User234678 · 05/02/2019 09:45

I got engaged a few months ago and we were originally planning to wait a couple of years but unfortunately since the engagement a couple of close family members have been quite ill and it's made me realise that if we don't do it soon some of our family might not be here for it.

Neither of us particularly like the idea of being center of attention all day with loads of people looking at us so it was always going to be a small ceremony anyway.

So my ideas so far are a late summer wedding, midweek ceremony, outside (we are in Scotland so this is legal though not sure of all the ins and outs of this) with 15 or so close family followed by a meal in a local restaurant. Then a party either that weekend or the next in a local hall for extended family and friends, although there won't actually be a first dance or speeches, it would just be a buffet, cake and drinking.

Would this be silly? Should we just have the midweek ceremony with close family and forget the party?

OP posts:
SheWoreBlueVelvet · 06/02/2019 16:57

It’s not silly but ..
do you really want to organise a small wedding and then a whole other event? Is it not just easier to have a small wedding followed by lunch followed by a party later on that night. Might make more sense for evening guests. Or just a small wedding
Is it midweek because of cost or availability?
If cost, the party will still be an investment for you and guests.

Bayleyf · 06/02/2019 18:56

A good friend did this (I went to both bits) and it was lovely.

The small ceremony was really intimate and special.

Then the party was great fun, with none of the anxiety of it being her 'actual' wedding day.

A few older relatives were cross that the reception wasn't a real wedding and didn't bother to turn up. But she could live with that 😉

Teddyreddy · 06/02/2019 19:01

With hindsight, I'd have enjoyed splitting it in this way more, much less stressful. Only problem is that as pp have said, you may have some people not turn up for the party if they know you've had the wedding separately.

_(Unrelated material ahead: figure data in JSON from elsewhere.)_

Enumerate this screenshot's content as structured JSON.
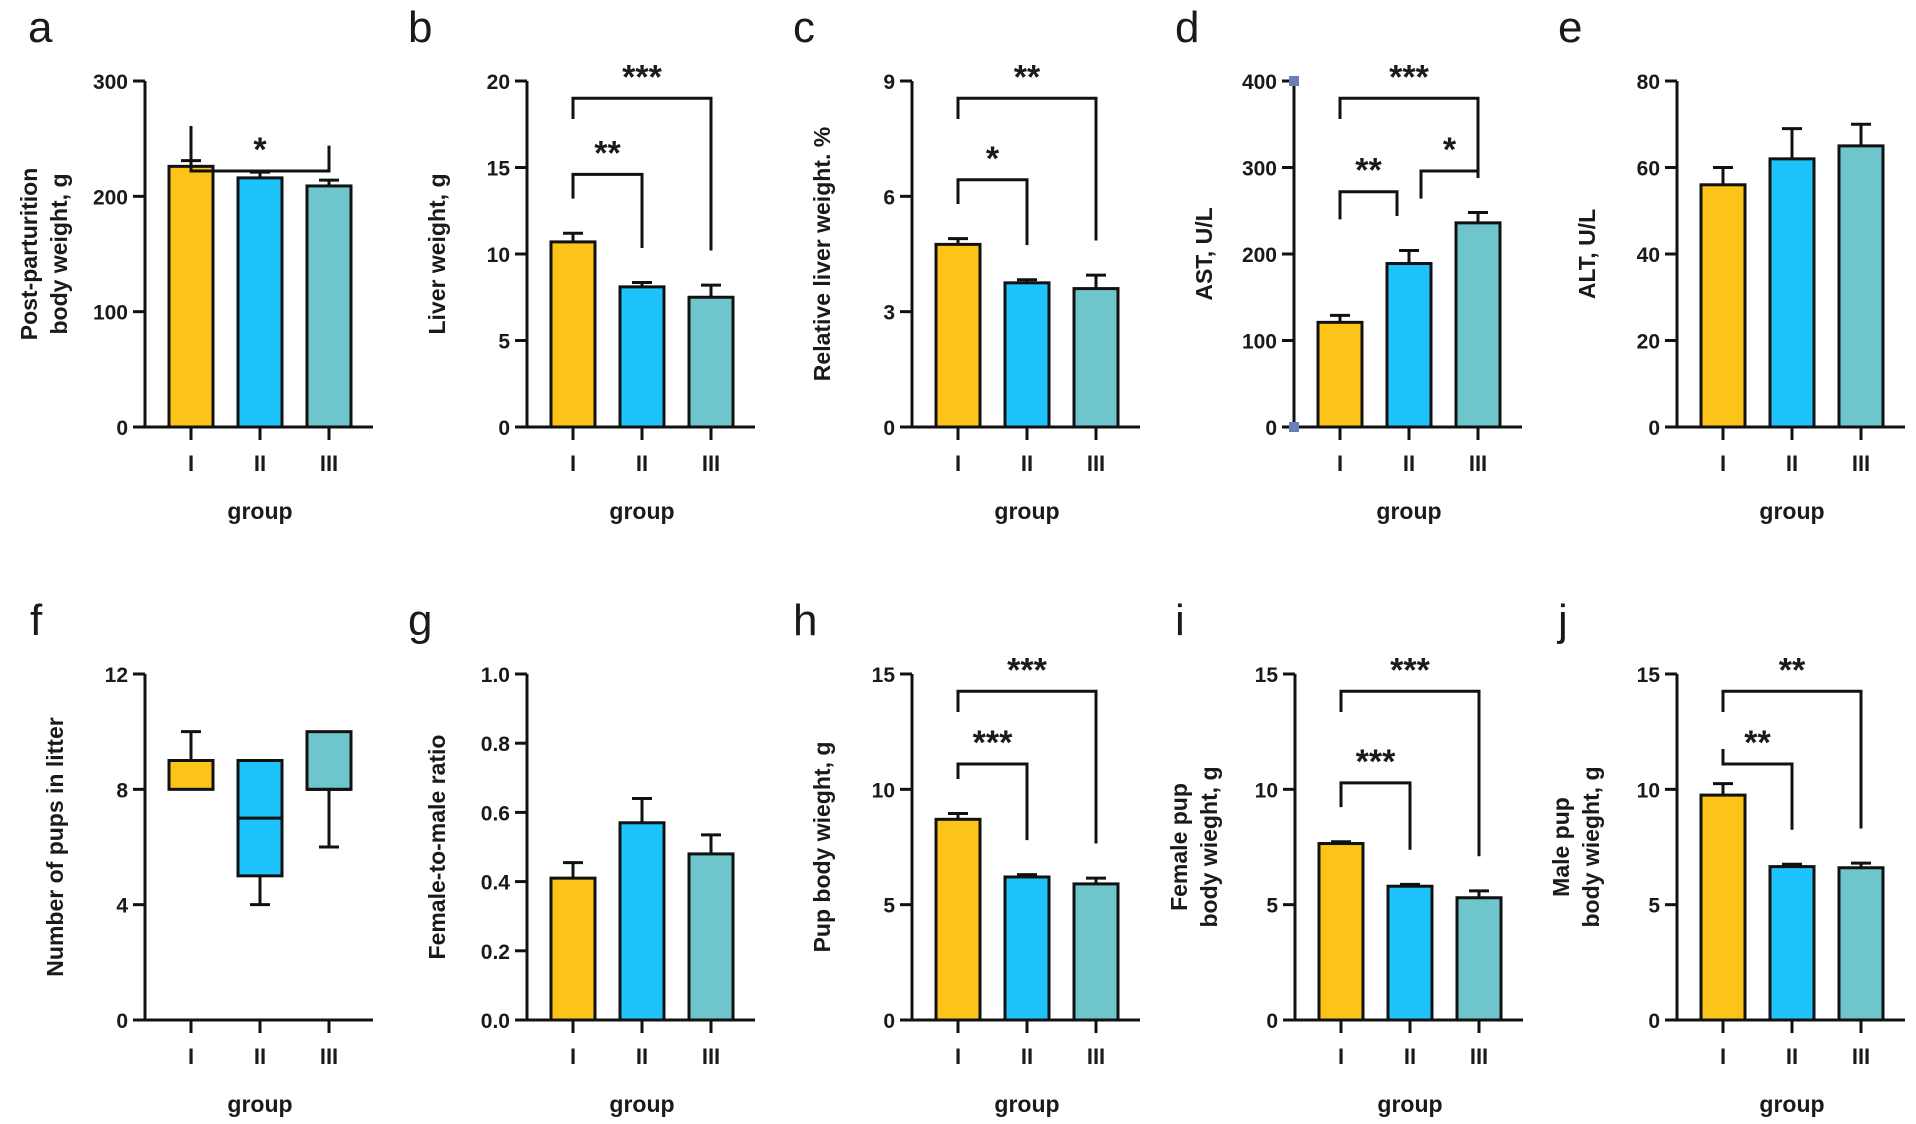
{
  "figure": {
    "group_colors": [
      "#fcc419",
      "#1ec3fb",
      "#6ec6cc"
    ],
    "axis_marker_color": "#6a7fb8"
  },
  "chart_data": [
    {
      "id": "a",
      "type": "bar",
      "panel_label": "a",
      "title": "",
      "xlabel": "group",
      "ylabel": [
        "Post-parturition",
        "body weight, g"
      ],
      "categories": [
        "I",
        "II",
        "III"
      ],
      "values": [
        226,
        216,
        209
      ],
      "errors": [
        5,
        5,
        5
      ],
      "ylim": [
        0,
        300
      ],
      "yticks": [
        0,
        100,
        200,
        300
      ],
      "ytick_labels": [
        "0",
        "100",
        "200",
        "300"
      ],
      "significance": [
        {
          "from": 0,
          "to": 2,
          "label": "*",
          "level": 1
        }
      ]
    },
    {
      "id": "b",
      "type": "bar",
      "panel_label": "b",
      "title": "",
      "xlabel": "group",
      "ylabel": [
        "Liver weight, g"
      ],
      "categories": [
        "I",
        "II",
        "III"
      ],
      "values": [
        10.7,
        8.1,
        7.5
      ],
      "errors": [
        0.5,
        0.25,
        0.7
      ],
      "ylim": [
        0,
        20
      ],
      "yticks": [
        0,
        5,
        10,
        15,
        20
      ],
      "ytick_labels": [
        "0",
        "5",
        "10",
        "15",
        "20"
      ],
      "significance": [
        {
          "from": 0,
          "to": 1,
          "label": "**",
          "level": 1
        },
        {
          "from": 0,
          "to": 2,
          "label": "***",
          "level": 2
        }
      ]
    },
    {
      "id": "c",
      "type": "bar",
      "panel_label": "c",
      "title": "",
      "xlabel": "group",
      "ylabel": [
        "Relative liver weight. %"
      ],
      "categories": [
        "I",
        "II",
        "III"
      ],
      "values": [
        4.75,
        3.75,
        3.6
      ],
      "errors": [
        0.15,
        0.08,
        0.35
      ],
      "ylim": [
        0,
        9
      ],
      "yticks": [
        0,
        3,
        6,
        9
      ],
      "ytick_labels": [
        "0",
        "3",
        "6",
        "9"
      ],
      "significance": [
        {
          "from": 0,
          "to": 1,
          "label": "*",
          "level": 1
        },
        {
          "from": 0,
          "to": 2,
          "label": "**",
          "level": 2
        }
      ]
    },
    {
      "id": "d",
      "type": "bar",
      "panel_label": "d",
      "title": "",
      "xlabel": "group",
      "ylabel": [
        "AST, U/L"
      ],
      "categories": [
        "I",
        "II",
        "III"
      ],
      "values": [
        121,
        189,
        236
      ],
      "errors": [
        8,
        15,
        12
      ],
      "ylim": [
        0,
        400
      ],
      "yticks": [
        0,
        100,
        200,
        300,
        400
      ],
      "ytick_labels": [
        "0",
        "100",
        "200",
        "300",
        "400"
      ],
      "axis_markers": true,
      "significance": [
        {
          "from": 0,
          "to": 1,
          "label": "**",
          "level": 1
        },
        {
          "from": 1,
          "to": 2,
          "label": "*",
          "level": 1
        },
        {
          "from": 0,
          "to": 2,
          "label": "***",
          "level": 2
        }
      ]
    },
    {
      "id": "e",
      "type": "bar",
      "panel_label": "e",
      "title": "",
      "xlabel": "group",
      "ylabel": [
        "ALT, U/L"
      ],
      "categories": [
        "I",
        "II",
        "III"
      ],
      "values": [
        56,
        62,
        65
      ],
      "errors": [
        4,
        7,
        5
      ],
      "ylim": [
        0,
        80
      ],
      "yticks": [
        0,
        20,
        40,
        60,
        80
      ],
      "ytick_labels": [
        "0",
        "20",
        "40",
        "60",
        "80"
      ],
      "significance": []
    },
    {
      "id": "f",
      "type": "box",
      "panel_label": "f",
      "title": "",
      "xlabel": "group",
      "ylabel": [
        "Number of pups in litter"
      ],
      "categories": [
        "I",
        "II",
        "III"
      ],
      "boxes": [
        {
          "min": 8,
          "q1": 8,
          "median": 9,
          "q3": 9,
          "max": 10
        },
        {
          "min": 4,
          "q1": 5,
          "median": 7,
          "q3": 9,
          "max": 9
        },
        {
          "min": 6,
          "q1": 8,
          "median": 8,
          "q3": 10,
          "max": 10
        }
      ],
      "ylim": [
        0,
        12
      ],
      "yticks": [
        0,
        4,
        8,
        12
      ],
      "ytick_labels": [
        "0",
        "4",
        "8",
        "12"
      ],
      "significance": []
    },
    {
      "id": "g",
      "type": "bar",
      "panel_label": "g",
      "title": "",
      "xlabel": "group",
      "ylabel": [
        "Female-to-male ratio"
      ],
      "categories": [
        "I",
        "II",
        "III"
      ],
      "values": [
        0.41,
        0.57,
        0.48
      ],
      "errors": [
        0.045,
        0.07,
        0.055
      ],
      "ylim": [
        0,
        1.0
      ],
      "yticks": [
        0,
        0.2,
        0.4,
        0.6,
        0.8,
        1.0
      ],
      "ytick_labels": [
        "0.0",
        "0.2",
        "0.4",
        "0.6",
        "0.8",
        "1.0"
      ],
      "significance": []
    },
    {
      "id": "h",
      "type": "bar",
      "panel_label": "h",
      "title": "",
      "xlabel": "group",
      "ylabel": [
        "Pup body wieght, g"
      ],
      "categories": [
        "I",
        "II",
        "III"
      ],
      "values": [
        8.7,
        6.2,
        5.9
      ],
      "errors": [
        0.25,
        0.1,
        0.25
      ],
      "ylim": [
        0,
        15
      ],
      "yticks": [
        0,
        5,
        10,
        15
      ],
      "ytick_labels": [
        "0",
        "5",
        "10",
        "15"
      ],
      "significance": [
        {
          "from": 0,
          "to": 1,
          "label": "***",
          "level": 1
        },
        {
          "from": 0,
          "to": 2,
          "label": "***",
          "level": 2
        }
      ]
    },
    {
      "id": "i",
      "type": "bar",
      "panel_label": "i",
      "title": "",
      "xlabel": "group",
      "ylabel": [
        "Female pup",
        "body wieght, g"
      ],
      "categories": [
        "I",
        "II",
        "III"
      ],
      "values": [
        7.65,
        5.8,
        5.3
      ],
      "errors": [
        0.08,
        0.08,
        0.3
      ],
      "ylim": [
        0,
        15
      ],
      "yticks": [
        0,
        5,
        10,
        15
      ],
      "ytick_labels": [
        "0",
        "5",
        "10",
        "15"
      ],
      "significance": [
        {
          "from": 0,
          "to": 1,
          "label": "***",
          "level": 1
        },
        {
          "from": 0,
          "to": 2,
          "label": "***",
          "level": 2
        }
      ]
    },
    {
      "id": "j",
      "type": "bar",
      "panel_label": "j",
      "title": "",
      "xlabel": "group",
      "ylabel": [
        "Male pup",
        "body wieght, g"
      ],
      "categories": [
        "I",
        "II",
        "III"
      ],
      "values": [
        9.75,
        6.65,
        6.6
      ],
      "errors": [
        0.5,
        0.1,
        0.2
      ],
      "ylim": [
        0,
        15
      ],
      "yticks": [
        0,
        5,
        10,
        15
      ],
      "ytick_labels": [
        "0",
        "5",
        "10",
        "15"
      ],
      "significance": [
        {
          "from": 0,
          "to": 1,
          "label": "**",
          "level": 1
        },
        {
          "from": 0,
          "to": 2,
          "label": "**",
          "level": 2
        }
      ]
    }
  ]
}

Butterymuffin · 06/02/2019 19:04

I don't see a problem with both if you'd like to have a celebration with your friends but that is more relaxed.
The only thing I'd add would be to have a moment at the party where you thank everyone for coming and raise your glasses. Doesn't have to be a big elaborate speech.

AnarchyKitty · 06/02/2019 19:05

This is what we are doing (also Scotland) Just us, the celebrant and two friends on the beach around Arasaig then a party back home a few weeks after. Just perfect.